On 2020-08-20 14:37, Paul Eggert wrote:
On 8/20/20 12:33 PM, Brian Inglis wrote:
They often have bigger issues with space for decoding, data storage, and use; one suggestion was a stream compressed list of file base names and POSIX strings from the last line of the files e.g.
The main argument for POSIX strings is simplicity rather than saving storage or network capacity or even CPU time. Currently all the tzdb data can be compressed to 22,418 bytes, via 'lzip -9 tzdata.zi'. Although limiting tzdata to (compressed) names and POSIX strings would shrink that considerably, I doubt whether the data shrinkage is worth it, except perhaps for embedded applications where all timestamps are future timestamps.
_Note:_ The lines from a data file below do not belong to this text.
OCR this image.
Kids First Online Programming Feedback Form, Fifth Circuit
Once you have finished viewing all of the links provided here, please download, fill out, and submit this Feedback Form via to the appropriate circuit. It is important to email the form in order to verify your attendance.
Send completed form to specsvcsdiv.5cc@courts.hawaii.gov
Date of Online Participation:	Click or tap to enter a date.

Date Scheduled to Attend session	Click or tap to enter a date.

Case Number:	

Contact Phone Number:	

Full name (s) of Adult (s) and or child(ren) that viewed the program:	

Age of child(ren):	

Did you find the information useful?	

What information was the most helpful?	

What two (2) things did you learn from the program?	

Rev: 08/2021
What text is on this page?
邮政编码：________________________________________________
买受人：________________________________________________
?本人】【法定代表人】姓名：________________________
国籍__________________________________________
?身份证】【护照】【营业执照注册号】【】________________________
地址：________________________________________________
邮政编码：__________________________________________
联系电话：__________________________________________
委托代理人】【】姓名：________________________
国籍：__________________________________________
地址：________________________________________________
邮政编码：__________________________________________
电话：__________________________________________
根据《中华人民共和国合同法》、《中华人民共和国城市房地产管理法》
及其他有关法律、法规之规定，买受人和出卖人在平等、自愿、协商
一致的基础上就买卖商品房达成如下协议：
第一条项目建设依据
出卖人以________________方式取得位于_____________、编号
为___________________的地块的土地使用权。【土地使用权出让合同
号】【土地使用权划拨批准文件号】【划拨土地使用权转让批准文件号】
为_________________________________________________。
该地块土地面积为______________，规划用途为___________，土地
Agreed - the issues are not on IoT dev SoC boards with GB of RAM and flash, running minimal BSD or Linux distros, but the deployed SoCs may have only MB or even KB of ROM, RAM, and perhaps no flash. The code space and memory required for modern decompressors may be over the available memory budget on the chip and perhaps over the available time budget for the deployed processor speed. The simple reference lzip decompressor lzd requires 5MB virtual on a 32 bit system. Editing approaches such as using tzdata.zi, POSIX TZ strings, airport codes for locations, and eliminating all but a single location with identical current rule sets per offset, probably reduce size more and allow lighter weight code for limited memory systems. For comparison, I took the current continent data files only, concatenated, tarred, zipped, 7zed them to produce the tz.* files, also picked the POSIX TZ strings from the last lines of the equivalent zoneinfo files, kept only the basename of the path, and manually eliminated truly redundant duplicated names to get tz-posix.log, then compressed tz.tar, tz.txt, tzdata.zi, and tz-posix.log, using the available compressors, all using the highest -9 compression where available, including zip with bzip2, to get the following file and archive sizes: 750K tz.tar 741K tz.txt 329K tz.tar.Z 328K tz.txt.Z 251K tz.tar.gz 250K tz.txt.gz 225K tz.tar.zst 224K tz.txt.zst 219K tz.zip 202K tz.tar.7z 202K tz.tar.xz 202K tz.7z 202K tz.txt.7z 202K tz.txt.xz 202K tz.tar.lz 201K tz.txt.lz 192K tz.tar.zip 192K tz.tar.bz2 192K tz.txt.zip 192K tz.txt.bz2 109K tzdata.zi 39K tzdata.zi.Z 27K tzdata.zi.gz 26K tzdata.zi.zst 22K tzdata.zi.7z 22K tzdata.zi.xz 22K tzdata.zi.lz 22K tzdata.zi.zip 22K tzdata.zi.bz2 12K tz-posix.log 5.4K tz-posix.log.Z 3.8K tz-posix.log.gz 3.7K tz-posix.log.zst 3.6K tz-posix.log.zip 3.6K tz-posix.log.7z 3.5K tz-posix.log.xz 3.5K tz-posix.log.lz 3.5K tz-posix.log.bz2 -- Take care. Thanks, Brian Inglis, Calgary, Alberta, Canada This email may be disturbing to some readers as it contains too much technical detail. Reader discretion is advised. [Data in IEC units and prefixes, physical quantities in SI.]